If you've somehow stumbled in here from some really good internet party and are trying desperately to find your pants a few background things. I like Halloween, more the prop making less the dressing up part.

I'm also a member of a Halloween club that was born of taking a halloween prop making class.

Halloween!

Okay, now that we've gotten that out of the way and you've trousered up we can move on to the tutorial as it were.

Out of all the weird and wacky ideas out there (corpsing, buckys, spray insulation foam!) making your own Halloween tombstone is perhaps the most popular and also easiest.

All you need is some thick foam from the Hardware store or conversely you can rip it out of the walls of that abandoned house that screams at night. I'm sure it won't in any way be haunted.
Designs are hard, that's why I outsource trolling google image of ancient looking tombstones. Steal some of their better ideas and then combine them all together.

It's actually not that hard, just print off your choice of monster to etch into the stone and with an exacto knife slice out the tiny sections of stone that you want indented.

To help raise out the pillars and gargoyles I sanded the hell out of my foam. This can get a bit trickier as sandpaper is an equal opportunity destroyer and more than happy to take out the gargoyles as well.

Okay so that's all done, and you also added some layers up top, a cross in the middle and an epitaph in Romanian because you couldn't think of anything poetic and went with "Below Rests Some Guy We Forgot To Bury."

Next step is paint!
Filling in every tiny crevice will drive you mad, but that's okay. You already have a haunted tombstone trying to convince you to kill your entire stack of screws, a bit of extra madness gives new flavor.

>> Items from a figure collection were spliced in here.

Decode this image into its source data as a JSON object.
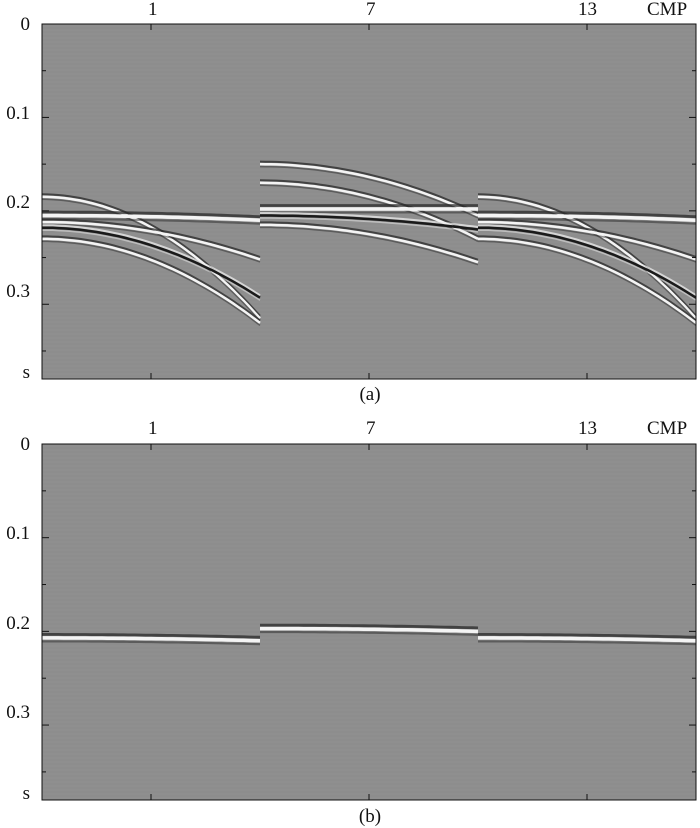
{
  "figures": [
    {
      "id": "a",
      "caption": "(a)",
      "top_labels": {
        "cmp": [
          "1",
          "7",
          "13"
        ],
        "unit": "CMP"
      },
      "y_ticks": [
        "0",
        "0.1",
        "0.2",
        "0.3",
        "s"
      ],
      "panels": [
        {
          "cmp": "1",
          "events": [
            {
              "t0": 0.185,
              "dt": 0.13,
              "polarity": 1
            },
            {
              "t0": 0.205,
              "dt": 0.005,
              "polarity": 2
            },
            {
              "t0": 0.212,
              "dt": 0.04,
              "polarity": 1
            },
            {
              "t0": 0.218,
              "dt": 0.075,
              "polarity": -1
            },
            {
              "t0": 0.23,
              "dt": 0.09,
              "polarity": 1
            }
          ]
        },
        {
          "cmp": "7",
          "events": [
            {
              "t0": 0.15,
              "dt": 0.055,
              "polarity": 1
            },
            {
              "t0": 0.17,
              "dt": 0.06,
              "polarity": 1
            },
            {
              "t0": 0.198,
              "dt": 0.0,
              "polarity": 2
            },
            {
              "t0": 0.205,
              "dt": 0.015,
              "polarity": -1
            },
            {
              "t0": 0.215,
              "dt": 0.04,
              "polarity": 1
            }
          ]
        },
        {
          "cmp": "13",
          "events": [
            {
              "t0": 0.185,
              "dt": 0.13,
              "polarity": 1
            },
            {
              "t0": 0.205,
              "dt": 0.005,
              "polarity": 2
            },
            {
              "t0": 0.212,
              "dt": 0.04,
              "polarity": 1
            },
            {
              "t0": 0.218,
              "dt": 0.075,
              "polarity": -1
            },
            {
              "t0": 0.23,
              "dt": 0.09,
              "polarity": 1
            }
          ]
        }
      ]
    },
    {
      "id": "b",
      "caption": "(b)",
      "top_labels": {
        "cmp": [
          "1",
          "7",
          "13"
        ],
        "unit": "CMP"
      },
      "y_ticks": [
        "0",
        "0.1",
        "0.2",
        "0.3",
        "s"
      ],
      "panels": [
        {
          "cmp": "1",
          "events": [
            {
              "t0": 0.207,
              "dt": 0.003,
              "polarity": 2
            }
          ]
        },
        {
          "cmp": "7",
          "events": [
            {
              "t0": 0.197,
              "dt": 0.003,
              "polarity": 2
            }
          ]
        },
        {
          "cmp": "13",
          "events": [
            {
              "t0": 0.207,
              "dt": 0.003,
              "polarity": 2
            }
          ]
        }
      ]
    }
  ],
  "colors": {
    "background": "#8d8d8d",
    "axis": "#111111"
  }
}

I prefer to not use straight up black. I like to cut it down with a bit of gray because full black is too harsh and makes the tombstone look even faker.

The next step is to pull out your gray latex paint and give that tombstone a nice hard surface. I assume everyone has gray latex house paint, right?
I also, using my black paint, water and a bushy brush, dabbled on black to age the stone. This is sort of like a baking technique, you can't explain when it's dough and not just a soupy water/flour mess, you just know.

I'll use a combo of the brush, the water, and a paper towel to wipe away any excess. But I ain't done yet.

Another trick is I like to add brown. Not a lot mind you, and using the same watery brush I did for the black.
Most stone isn't just two colors, it's a veritable rainbow of browns, grays, grayish greens and browny grays.

Finally I reoutlined the edges to give the stone a slightly more theatrical look. I'm not keeping it and most people tend to prefer that look.
Now I just have to paint the other three sides, add in support PVC, oh and create a base. You know, kids stuff.

Next plan is to make a Skyrim tombstone, arrows to the knee are more deadly than previously thought.